Alors que la communauté internationale a décidé par consensus de commémorer le génocide des Tutsis au Rwanda en 2003 et l'Holocauste en 2005, la Serbie a fait pression ces dernières semaines pour empêcher un vote des Nations unies visant à commémorer le massacre de Srebrenica.
Un an avant le trentième anniversaire de l'exécution systématique de 8 372 hommes et garçons musulmans à Srebrenica, en Bosnie-Herzégovine, la communauté internationale a décidé, jeudi 23 mai, de commémorer chaque année le génocide commis en juillet 1995 par l'armée de la République de Bosnie-Herzégovine. Mais cette décision est loin d'avoir fait l'unanimité parmi les membres de l'Assemblée générale de l'ONU : 84 pays membres ont voté pour, 19 contre et 68 se sont abstenus, malgré la colère de la Serbie et du chef des Serbes de Bosnie, Milorad Dodik, qui refusent toujours de reconnaître ce génocide.
La résolution, qui fait du 11 juillet un jour de commémoration à partir de 2025, est la troisième du genre votée par l'ONU après la commémoration en 2003 du génocide des Tutsis au Rwanda et la Shoah en 2005. Cependant, c'est la seule résolution qui n'a pas été adoptée par consensus, malgré le fait que le texte ait été édulcoré pour supprimer toute référence à la responsabilité de la Serbie. Ce vote est un autre symptôme de la polarisation qui prévaut à l'Assemblée générale et souligne le fait que la marginalisation du "bloc occidental" n'est plus un tabou à New York.

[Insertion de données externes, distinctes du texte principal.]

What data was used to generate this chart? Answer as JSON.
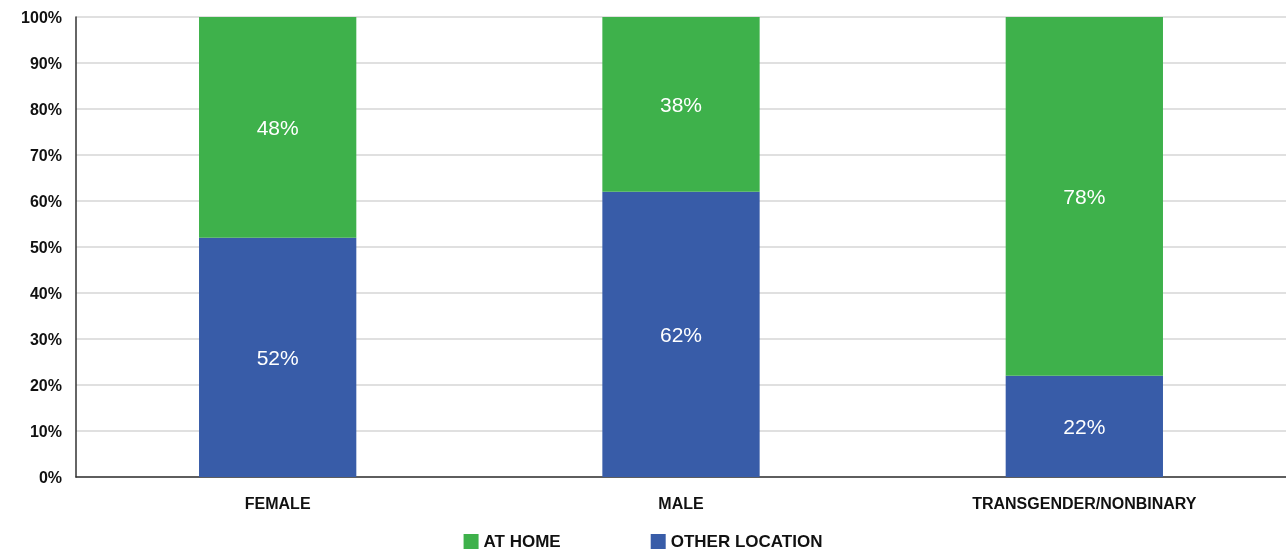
{
  "chart_data": {
    "type": "bar",
    "stacked": true,
    "categories": [
      "FEMALE",
      "MALE",
      "TRANSGENDER/NONBINARY"
    ],
    "series": [
      {
        "name": "OTHER LOCATION",
        "color": "#385ca8",
        "values": [
          52,
          62,
          22
        ],
        "value_labels": [
          "52%",
          "62%",
          "22%"
        ]
      },
      {
        "name": "AT HOME",
        "color": "#3eb14b",
        "values": [
          48,
          38,
          78
        ],
        "value_labels": [
          "48%",
          "38%",
          "78%"
        ]
      }
    ],
    "ylim": [
      0,
      100
    ],
    "yticks": [
      {
        "value": 0,
        "label": "0%"
      },
      {
        "value": 10,
        "label": "10%"
      },
      {
        "value": 20,
        "label": "20%"
      },
      {
        "value": 30,
        "label": "30%"
      },
      {
        "value": 40,
        "label": "40%"
      },
      {
        "value": 50,
        "label": "50%"
      },
      {
        "value": 60,
        "label": "60%"
      },
      {
        "value": 70,
        "label": "70%"
      },
      {
        "value": 80,
        "label": "80%"
      },
      {
        "value": 90,
        "label": "90%"
      },
      {
        "value": 100,
        "label": "100%"
      }
    ],
    "grid": "y",
    "legend": "bottom"
  }
}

"L'objectif de notre initiative est d'honorer la mémoire des victimes et de soutenir les survivants qui vivent encore avec les cicatrices de cette époque funeste", a déclaré l'ambassadrice allemande auprès des Nations unies, Antje Leendertse, qui a présenté la résolution avec la Bosnie-et-Herzégovine et le Rwanda. "Il ne peut y avoir de place pour la négation, le révisionnisme historique ou la glorification des criminels de guerre condamnés", a ajouté son homologue français Nicolas de Rivière.
Orbán soutient Vucic
Les responsables serbes, qui ont mené une vaste campagne de lobbying pour rejeter la résolution, ont ironiquement célébré le vote en affirmant que le grand nombre d'abstentions le rendait invalide, en dépit des règles de vote de l'ONU. "Plus des deux tiers de la population mondiale étaient de notre côté", a déclaré le président serbe Aleksandar Vucic, qui était venu à New York spécialement pour l'occasion. Il s'est félicité du soutien de ses alliés chinois et russes, ainsi que de celui de la Hongrie de Viktor Orban, le seul pays de l'Union européenne (UE) à avoir voté contre la résolution. Avant le vote, il a accusé l'Allemagne de "politisation" et a cherché à saper son initiative en faisant de nombreuses références à "l'Allemagne nazie".